Farinacci, et al.        Expires January 9, 2010                [Page 5]


Internet-Draft   A Reliable Transport Mechanism for PIM        July 2009


2.  Protocol Overview

   PIM Over Reliable Transport (PORT) is a simple extension to PIMv2 for
   refresh reduction of PIM JP messages.  It involves sending
   incremental rather than periodic JPs over a TCP/SCTP connection
   between PIM neighbors.

   This document only specifies PORT for the following physical or
   logical link types: point-to-point, segmented multi-access LAN,
   segmented MDT, PMSI [MCAST-VPN], and point-to-point or point-to-
   multipoint GRE tunnel.  For all other link types, such as multi-
   access LANs, Datagram Mode is used.

   PORT can be incrementally used on a link between PORT capable
   neighbors.  Routers which are not PORT capable can continue to use
   PIM in Datagram Mode.  PORT capability is detected using new PORT
   Capable PIM Hello Options.

   Once PORT is enabled on an interface and a PIM neighbor also
   announces that it is PORT enabled, only Reliable JP messages will be
   used.  That is, only Reliable JP messages are accepted from, and sent
   to, that particular neighbor.  Native JP messages may still be used
   for other neighbors.

   Reliable JP messages are sent using a TCP/SCTP connection.  When two
   PIM neighbors are PORT enabled, both for TCP or both for SCTP, they
   will immediately, or on-demand, establish a connection.  If the
   connection goes down, they will again immediately, or on-demand, try
   to reestablish the connection.  No JP messages (neither Native nor
   Reliable) are sent while there is no connection.

   When PORT is used, only incremental JPs are sent from downstream
   routers to upstream routers.  As such, downstream routers do not
   generate periodic JPs for routes which RPF to a PORT-capable
   neighbor.

   For Joins and Prunes, which are received over a TCP/SCTP connection,
   the upstream router does not start or maintain timers on the outgoing
   interface entry.  Instead, it explicitly tracks downstream routers
   which have expressed interest.  An interface is deleted from the
   outgoing interface list only when all downstream routers on the
   interface, no longer wish to receive traffic.

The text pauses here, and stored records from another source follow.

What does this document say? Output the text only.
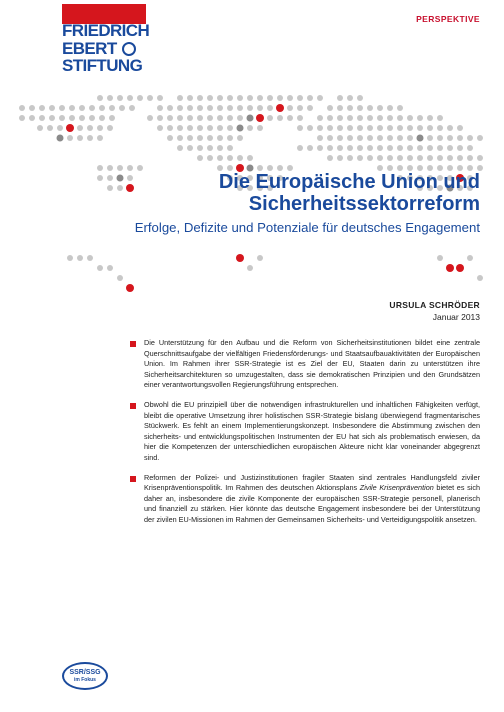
FRIEDRICH
EBERT
STIFTUNG
PERSPEKTIVE
Die Europäische Union und
Sicherheitssektorreform
Erfolge, Defizite und Potenziale für deutsches Engagement
URSULA SCHRÖDER
Januar 2013

Die Unterstützung für den Aufbau und die Reform von Sicherheitsinstitutionen bildet eine zentrale Querschnittsaufgabe der vielfältigen Friedensförderungs- und Staatsaufbauaktivitäten der Europäischen Union. Im Rahmen ihrer SSR-Strategie ist es Ziel der EU, Staaten darin zu unterstützen ihre Sicherheitsarchitekturen so umzugestalten, dass sie demokratischen Prinzipien und den Grundsätzen einer verantwortungsvollen Regierungsführung entsprechen.

Obwohl die EU prinzipiell über die notwendigen infrastrukturellen und inhaltlichen Fähigkeiten verfügt, bleibt die operative Umsetzung ihrer holistischen SSR-Strategie bislang überwiegend fragmentarisches Stückwerk. Es fehlt an einem Implementierungskonzept. Insbesondere die Abstimmung zwischen den sicherheits- und entwicklungspolitischen Instrumenten der EU hat sich als problematisch erwiesen, da hier die Kompetenzen der unterschiedlichen europäischen Akteure nicht klar voneinander abgegrenzt sind.

Reformen der Polizei- und Justizinstitutionen fragiler Staaten sind zentrales Handlungsfeld ziviler Krisenpräventionspolitik. Im Rahmen des deutschen Aktionsplans Zivile Krisenprävention bietet es sich daher an, insbesondere die zivile Komponente der europäischen SSR-Strategie personell, planerisch und finanziell zu stärken. Hier könnte das deutsche Engagement insbesondere bei der Unterstützung der zivilen EU-Missionen im Rahmen der Gemeinsamen Sicherheits- und Verteidigungspolitik ansetzen.

SSR/SSG
im Fokus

   There is no change proposed for the PIM JP packet format.  However,
   for JPs sent over TCP/SCTP connections, no IP Header is included.
   The message begins with the PIM common header, followed by the JP
   message.  See section Section 5 for details on the common header.




Farinacci, et al.        Expires January 9, 2010                [Page 6]


Internet-Draft   A Reliable Transport Mechanism for PIM        July 2009


3.  New PIM Hello Options

3.1.  PIM over the TCP Transport Protocol

   Option Type: PIM-over-TCP Capable


        0                   1                   2                   3
        0 1 2 3 4 5 6 7 8 9 0 1 2 3 4 5 6 7 8 9 0 1 2 3 4 5 6 7 8 9 0 1
       +-+-+-+-+-+-+-+-+-+-+-+-+-+-+-+-+-+-+-+-+-+-+-+-+-+-+-+-+-+-+-+-+
       |           Type = 27           |         Length = X + 8        |
       +-+-+-+-+-+-+-+-+-+-+-+-+-+-+-+-+-+-+-+-+-+-+-+-+-+-+-+-+-+-+-+-+
       |    TCP Connection ID AFI      |          Reserved             |
       +-+-+-+-+-+-+-+-+-+-+-+-+-+-+-+-+-+-+-+-+-+-+-+-+-+-+-+-+-+-+-+-+
       |                       TCP Connection ID                       |
       +-+-+-+-+-+-+-+-+-+-+-+-+-+-+-+-+-+-+-+-+-+-+-+-+-+-+-+-+-+-+-+-+
       |                         Interface ID                          |
       +-+-+-+-+-+-+-+-+-+-+-+-+-+-+-+-+-+-+-+-+-+-+-+-+-+-+-+-+-+-+-+-+


   Allocated Hello Type values can be found in [HELLO-OPT].

   When a router is configured to use PIM over TCP on a given interface,
   it MUST include the PIM-over-TCP Capable hello option in its Hello
   messages for that interface.  If a router is explicitly disabled from
   using JP over TCP it MUST NOT include the PIM-over-TCP Capable hello
   option in its Hello messages.  When the router cannot setup a TCP
   connection, it will refrain from including this option.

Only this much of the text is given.